Harriman se quedó allí sentado a solas. En el interior artificialmente iluminado de su oficina, nada indicaba que afuera ya era oscuro. No tenía la menor sensación real de que habían transcurrido tres horas desde que había trasladado otra vez a George Diez a su cubículo y le había dejado allí con las primeras referencias filmadas.
Ahora estaba solo, con la única compañía del fantasma de Susan Calvin, la brillante roboticista que, prácticamente sin ayuda, había desarrollado el robot del cerebro positrónico desde el juguete gigantesco que era hasta convertirlo en el más delicado y versátil instrumento del hombre; tan delicado y versátil que el hombre no se atrevía a usarlo, lleno de envidia y temor.

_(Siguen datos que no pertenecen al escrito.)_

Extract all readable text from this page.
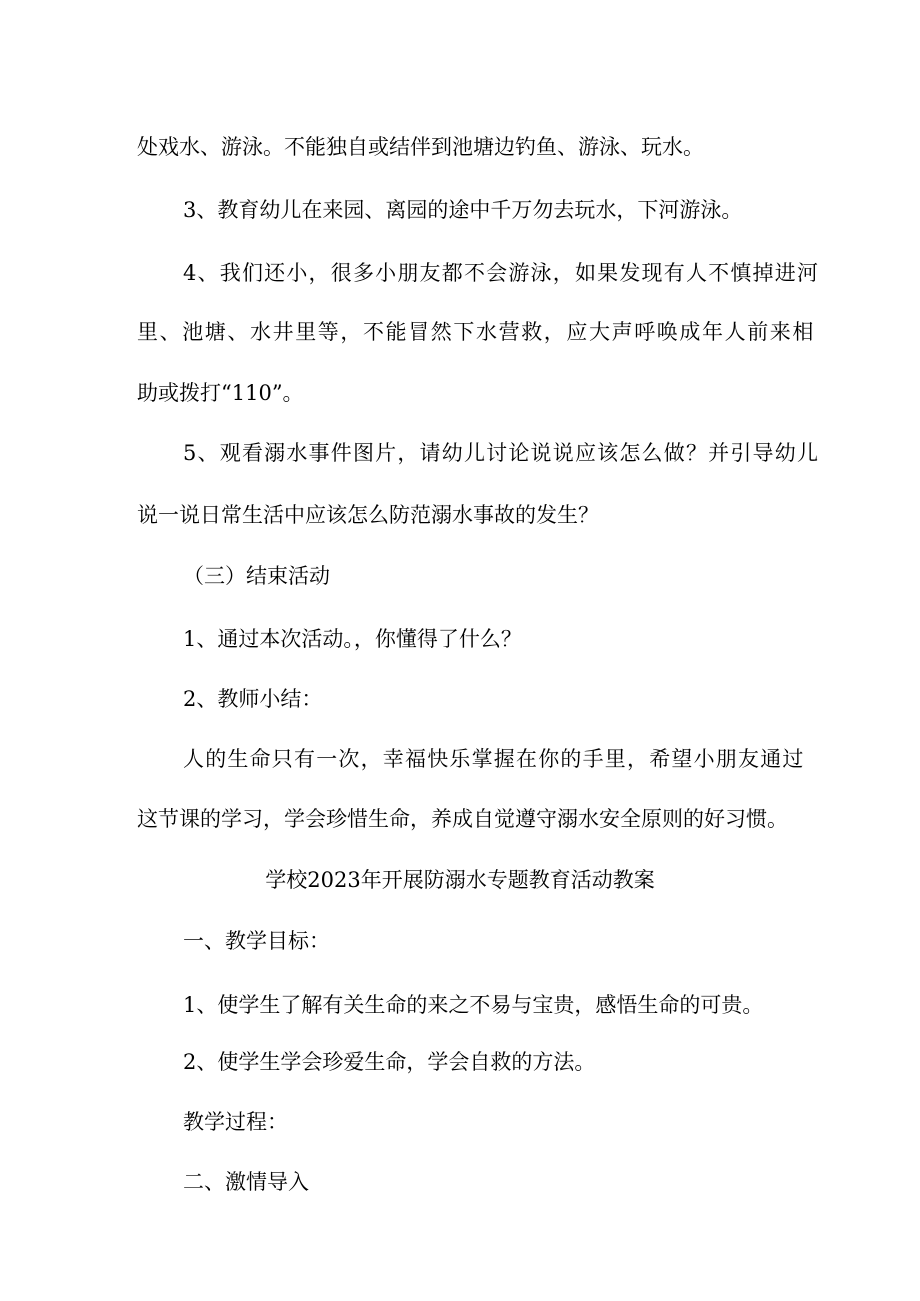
处戏水、游泳。不能独自或结伴到池塘边钓鱼、游泳、玩水。
3、教育幼儿在来园、离园的途中千万勿去玩水，下河游泳。
4、我们还小，很多小朋友都不会游泳，如果发现有人不慎掉进河
里、池塘、水井里等，不能冒然下水营救，应大声呼唤成年人前来相
助或拨打“110”。
5、观看溺水事件图片，请幼儿讨论说说应该怎么做？并引导幼儿
说一说日常生活中应该怎么防范溺水事故的发生？
（三）结束活动
1、通过本次活动。，你懂得了什么？
2、教师小结：
人的生命只有一次，幸福快乐掌握在你的手里，希望小朋友通过
这节课的学习，学会珍惜生命，养成自觉遵守溺水安全原则的好习惯。
学校2023年开展防溺水专题教育活动教案
一、教学目标：
1、使学生了解有关生命的来之不易与宝贵，感悟生命的可贵。
2、使学生学会珍爱生命，学会自救的方法。
教学过程：
二、激情导入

Había transcurrido más de un siglo desde su muerte. El problema del complejo de Frankenstein ya existía en su tiempo, y Susan Calvin jamás había logrado resolverlo. Nunca intentó resolverlo, pues no había sido necesario. La robótica experimentó una expansión, en sus tiempos, con las exigencias de la exploración espacial.
Los mismos éxitos de los robots habían determinado que el hombre, luego, los necesitara menos, dejando a Harriman, en esa época posterior…
—Pero ella habría solicitado la ayuda de los robots. Ciertamente lo hubiera hecho…
Y Harriman se quedó allí sentado a solas toda la noche.